This is a site guideline I fervently disagree with. Throwaways with no reputation to back them up should be treated as irrelevant - they don't face any social costs and indeed they accomplish their goal almost immediately and there is no mechanism, none whatsoever, to undo their damage.
The problem is the fundamental information disparity. The guidelines want us to treat anonymous astroturfers with the same deference we treat "a source familiar with the matter" as reported by a national news publication. There's a difference though: journalists ostensibly act as a filter and a guard against bad faith[1] use of on background or off the record conversations, and try to fact check or cross reference those statements. And journalists usually know who their sources are, and statements in error can result in that source no longer being valued or used.

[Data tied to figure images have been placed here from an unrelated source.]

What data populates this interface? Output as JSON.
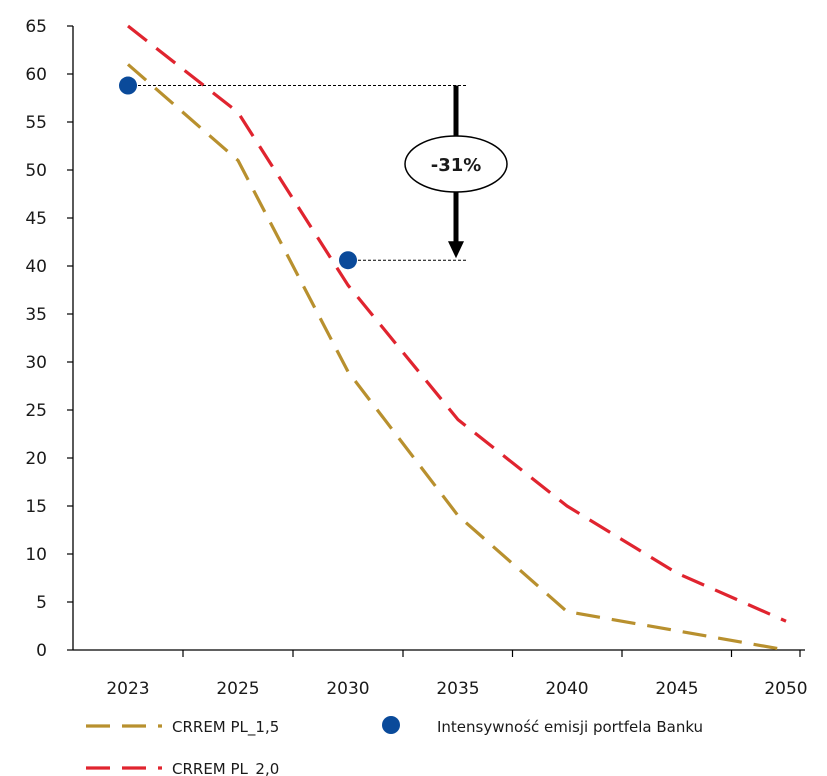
{
  "chart_data": {
    "type": "line",
    "categories": [
      "2023",
      "2025",
      "2030",
      "2035",
      "2040",
      "2045",
      "2050"
    ],
    "ylim": [
      0,
      65
    ],
    "yticks": [
      0,
      5,
      10,
      15,
      20,
      25,
      30,
      35,
      40,
      45,
      50,
      55,
      60,
      65
    ],
    "series": [
      {
        "name": "CRREM PL_1,5",
        "style": "dashed",
        "color": "#B8902E",
        "points": [
          [
            0,
            61
          ],
          [
            1,
            51
          ],
          [
            2,
            29
          ],
          [
            3,
            14
          ],
          [
            4,
            4
          ],
          [
            5,
            2
          ],
          [
            6,
            0
          ]
        ]
      },
      {
        "name": "CRREM PL_2,0",
        "style": "dashed",
        "color": "#E0242F",
        "points": [
          [
            0,
            65
          ],
          [
            1,
            56
          ],
          [
            2,
            38
          ],
          [
            3,
            24
          ],
          [
            4,
            15
          ],
          [
            5,
            8
          ],
          [
            6,
            3
          ]
        ]
      }
    ],
    "markers": {
      "name": "Intensywność emisji portfela Banku",
      "color": "#0A4A9A",
      "points": [
        [
          0,
          58.8
        ],
        [
          2,
          40.6
        ]
      ]
    },
    "annotation": {
      "text": "-31%"
    },
    "legend_position": "bottom"
  }
}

Hacker News as a discussion site has none of that. We have no way to know if this person actually works at Facebook, actually conveys true information about Facebook, and if it turns out 6 months from now that they're an astroturfing troll or PR firm, the damage is already done. Disinformation online works so well because the initial comment, like this one, gets so much traction and it's unlikely any retraction - if it ever comes - reaches the same audience and causes a reversion of their prior beliefs.
I think it's very silly that the policies ensure the site is exceptionally vulnerable to disinformation campaigns, and too many people presume good faith in an age of anonymous online bad faith discourse.
[1] - let's not wade into the current dialectic, but this is the ostensible purpose of journalists knowing sources, but not divulging them
You're only counting the cost of one side. Anything will look bad if you evaluate it that way.
The other side is that internet users massively project "astroturfing", "shill", "spy", "foreign agent" and so on, onto other commenters and opinions they happen not to like. That's actually the larger problem; in fact, based on countless hours I've spent investigating these phenomena on HN, it is overwhelmingly the larger problem. It's not a close call.
Users taking such cheap shots at each other degrades discussion in really bad ways, so we don't allow it unless they have some basis for what they say. If you look closely at how often it comes up, you'll see that people almost never provide any basis—not a glimmer of anything objective—beyond just disliking what someone else said. Someone posting an opposing opinion on the internet is evidence of nothing but that people have differing views. That is no basis for denouncing someone as a traitor or a criminal, least of all on a site that asks users to be kind and thoughtful and make substantive comments.
So HN's rule is that it's not ok to lob such accusations, or insinuate them, unless there's something more than pure imagination to go on. If people are worried, they are welcome to contact us; we investigate, and if the data gives some reason to conclude that abuse is happening, we crack down on it. But if we look and find no evidence of manipulation, we don't. That seems obviously the right policy to me. The alternative would be to punish users without evidence. That wouldn't be right.
Does that mean we're vulnerable to super sneaks who manipulate the site so cleverly as to leave no traces in the data? Yes, any internet community is vulnerable to that. The best we can do as a community to defend against that is to do what we should be doing anyway: refute bad arguments.
Refuting bad arguments doesn't work if the argument is made, has its persuasive impact and reach, and then it's later discovered it was disinformation.
Edit: To continue to refute your own bad argument, you wrote here:
> (1) don't comment about shilling (astroturfing/bots/trolls/spies) unless you have specific evidence, keeping in mind that the presence of opposing views is not evidence
But the reason disinformation works online is that such information isn't readily accessible. You've tautologically put user "adgineer" above reproach. Even asking whether the user has a conflict of interest is against the rules, as you've told me personally before.
To summarize, dang, you have a bad argument here: HN policy encourages astroturfers and disarms the community from asking people about potentially disingenuous behavior.
That may be true, but this is also the sole comment from this account, made to defend the ad policies of a company known to take veeeeeery large liberties with the data of it's userbase, both to enhance features and to sell ad targeting.
Like if it's HN's policy to not call things astroturfing, fine, I'll accept that. But if it talks like a duck, walks like a duck, and posts in it's own defense for no apparent reason like a duck...
It doesn’t matter. One is still claiming astroturfing with nothing but circumstantial evidence. If you have actual evidence that this account is a troll, post it.
Regarding the “new account” argument: HN encourages throwaways. Maybe OP didn’t want to lose karma on their main account. Maybe they don’t want people knowing who he is? It doesn’t matter.
I never said we should believe him. Just that we shouldn’t claim astroturfing without evidence. We shouldn’t necessarily believe OP without evidence either.
Realistically, on a social site without additional evidence, the default assumption on the modern web should be that a given account is being compensated for what they're posting. An account's history might allow us to adjust that prior.